Personal information
- Full name: Richard Stanley Anderson
- Nickname(s): Plugger
- Date of birth: 26 July 1893
- Place of birth: Queenscliff, Victoria
- Date of death: 15 August 1953 (aged 60)
- Place of death: Middle Park, Victoria
- Original team(s): Williamstown
- Height: 178 cm (5 ft 10 in)
- Weight: 77 kg (170 lb)

Playing career^{1}
- Years: Club / Games (Goals)
- 1919: Essendon / 1 (0)
- ^{1} Playing statistics correct to the end of 1919.

= Stan Anderson (Australian footballer) =

Australian rules footballer

Richard Stanley Anderson (26 July 1893 – 15 August 1953) was an Australian rules footballer who played with the Williamstown Football Club in the Victorian Football Association (VFA) and with Essendon in the Victorian Football League (VFL).

==Family==
The son of Robert Anderson (1855-1939), and Sarah Ann Anderson (1869-1955), née Hutchins (later Mrs. Peter Stephens), Richard Stanley Anderson was born at Queenscliff, Victoria on 26 July 1893.
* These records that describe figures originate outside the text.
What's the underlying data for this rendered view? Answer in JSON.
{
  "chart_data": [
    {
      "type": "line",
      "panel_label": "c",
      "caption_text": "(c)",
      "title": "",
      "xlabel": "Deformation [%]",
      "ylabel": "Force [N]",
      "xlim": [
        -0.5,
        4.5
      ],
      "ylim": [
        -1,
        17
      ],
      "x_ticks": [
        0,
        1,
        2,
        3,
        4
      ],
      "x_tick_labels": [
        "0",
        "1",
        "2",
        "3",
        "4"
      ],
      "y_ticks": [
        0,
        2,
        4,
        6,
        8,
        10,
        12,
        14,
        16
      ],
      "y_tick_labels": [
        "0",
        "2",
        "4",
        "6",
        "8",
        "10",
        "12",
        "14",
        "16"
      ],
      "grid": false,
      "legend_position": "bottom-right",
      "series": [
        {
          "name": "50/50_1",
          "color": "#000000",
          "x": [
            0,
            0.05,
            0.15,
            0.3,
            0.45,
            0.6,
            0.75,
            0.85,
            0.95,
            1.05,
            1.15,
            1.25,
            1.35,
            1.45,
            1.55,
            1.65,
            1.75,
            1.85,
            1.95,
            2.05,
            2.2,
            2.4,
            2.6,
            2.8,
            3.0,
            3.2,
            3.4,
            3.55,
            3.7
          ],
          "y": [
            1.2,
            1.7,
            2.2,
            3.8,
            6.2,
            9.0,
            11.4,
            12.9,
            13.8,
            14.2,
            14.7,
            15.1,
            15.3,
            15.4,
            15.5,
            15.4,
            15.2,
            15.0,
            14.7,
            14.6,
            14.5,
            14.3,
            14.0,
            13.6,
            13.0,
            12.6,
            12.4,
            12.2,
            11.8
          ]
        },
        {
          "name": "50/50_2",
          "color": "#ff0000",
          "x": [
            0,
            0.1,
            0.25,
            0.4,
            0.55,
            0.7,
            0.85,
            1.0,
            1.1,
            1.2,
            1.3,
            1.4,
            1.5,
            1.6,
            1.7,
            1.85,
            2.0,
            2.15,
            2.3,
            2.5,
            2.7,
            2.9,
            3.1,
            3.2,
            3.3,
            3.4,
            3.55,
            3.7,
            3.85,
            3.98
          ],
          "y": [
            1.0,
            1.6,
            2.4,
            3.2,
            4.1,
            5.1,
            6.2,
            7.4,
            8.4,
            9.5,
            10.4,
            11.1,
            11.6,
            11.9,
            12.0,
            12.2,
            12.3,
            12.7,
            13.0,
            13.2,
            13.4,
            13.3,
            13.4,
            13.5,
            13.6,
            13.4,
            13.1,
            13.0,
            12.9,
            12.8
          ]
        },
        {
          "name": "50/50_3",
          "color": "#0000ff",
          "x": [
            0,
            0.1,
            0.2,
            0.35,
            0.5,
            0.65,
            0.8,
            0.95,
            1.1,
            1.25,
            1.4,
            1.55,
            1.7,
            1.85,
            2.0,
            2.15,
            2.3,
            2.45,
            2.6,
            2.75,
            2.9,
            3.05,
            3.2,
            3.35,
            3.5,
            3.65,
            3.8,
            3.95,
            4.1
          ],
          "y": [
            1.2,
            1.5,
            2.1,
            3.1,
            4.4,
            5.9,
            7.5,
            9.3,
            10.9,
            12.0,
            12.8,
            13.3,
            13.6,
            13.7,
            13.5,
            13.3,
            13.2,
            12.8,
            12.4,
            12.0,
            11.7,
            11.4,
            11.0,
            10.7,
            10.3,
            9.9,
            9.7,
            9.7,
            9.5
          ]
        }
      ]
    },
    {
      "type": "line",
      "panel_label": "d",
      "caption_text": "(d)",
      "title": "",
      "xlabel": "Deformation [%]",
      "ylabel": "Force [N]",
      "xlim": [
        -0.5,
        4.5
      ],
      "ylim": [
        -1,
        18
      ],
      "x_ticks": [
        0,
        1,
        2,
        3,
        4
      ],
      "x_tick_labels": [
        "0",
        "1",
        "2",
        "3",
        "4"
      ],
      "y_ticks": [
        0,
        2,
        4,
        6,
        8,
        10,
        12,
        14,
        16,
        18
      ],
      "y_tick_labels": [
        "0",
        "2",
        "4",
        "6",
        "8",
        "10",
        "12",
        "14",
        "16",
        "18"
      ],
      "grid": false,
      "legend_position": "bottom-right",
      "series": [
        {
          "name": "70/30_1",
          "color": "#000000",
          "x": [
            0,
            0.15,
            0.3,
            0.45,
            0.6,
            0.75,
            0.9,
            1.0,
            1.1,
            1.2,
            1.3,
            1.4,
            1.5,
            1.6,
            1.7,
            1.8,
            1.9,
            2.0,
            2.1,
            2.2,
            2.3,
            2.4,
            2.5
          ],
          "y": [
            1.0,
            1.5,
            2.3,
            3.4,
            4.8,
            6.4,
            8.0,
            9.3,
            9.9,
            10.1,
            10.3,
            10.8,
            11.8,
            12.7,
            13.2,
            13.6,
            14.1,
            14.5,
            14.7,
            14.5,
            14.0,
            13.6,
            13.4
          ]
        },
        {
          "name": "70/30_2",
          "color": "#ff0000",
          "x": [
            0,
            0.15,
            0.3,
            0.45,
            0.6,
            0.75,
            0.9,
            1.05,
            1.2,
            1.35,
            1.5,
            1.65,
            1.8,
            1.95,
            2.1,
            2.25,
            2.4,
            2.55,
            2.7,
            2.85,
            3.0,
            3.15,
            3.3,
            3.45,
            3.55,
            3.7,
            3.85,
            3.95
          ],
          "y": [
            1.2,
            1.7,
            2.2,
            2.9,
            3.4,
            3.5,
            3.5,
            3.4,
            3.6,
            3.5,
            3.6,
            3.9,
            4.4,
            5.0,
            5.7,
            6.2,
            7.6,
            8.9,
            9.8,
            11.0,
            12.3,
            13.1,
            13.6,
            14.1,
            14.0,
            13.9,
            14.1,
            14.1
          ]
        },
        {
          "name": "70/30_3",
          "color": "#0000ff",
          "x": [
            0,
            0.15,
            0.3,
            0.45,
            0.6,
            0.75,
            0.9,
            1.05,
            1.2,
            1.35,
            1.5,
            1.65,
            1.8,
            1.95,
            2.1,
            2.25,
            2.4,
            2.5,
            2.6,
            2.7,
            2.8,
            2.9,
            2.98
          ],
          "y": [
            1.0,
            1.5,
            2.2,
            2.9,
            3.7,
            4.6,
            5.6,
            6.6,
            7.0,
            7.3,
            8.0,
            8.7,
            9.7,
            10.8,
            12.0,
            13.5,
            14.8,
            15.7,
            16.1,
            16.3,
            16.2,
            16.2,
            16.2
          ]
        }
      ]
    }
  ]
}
He married Doris Elizabeth Ryan (1891-1969) in 1938.

==Military service==
He served in the First AIF, suffering severe shell shock after being buried alive in an explosion in France in August 1916. He spent 128 days in hospital but later returned to active service before being discharged in April 1917.

==Football==
===Williamstown (VFA)===
He played 45 games (scoring 2 goals) for the Williamstown Football Club over three seasons (1913 to 1915).

===Essendon VFL===
His only senior match for the Essendon Football Club, was against Fitzroy, at the Brunswick Street Oval on 17 May 1919.

===Williamstown (VFA)===
He was cleared from Essendon to the Williamstown Football Club in June 1919, and went on to play a further 24 senior games (scoring 2 goals) over three seasons (1919 to 1921).

==Death==
He died at Middle Park, Victoria on 15 August 1953.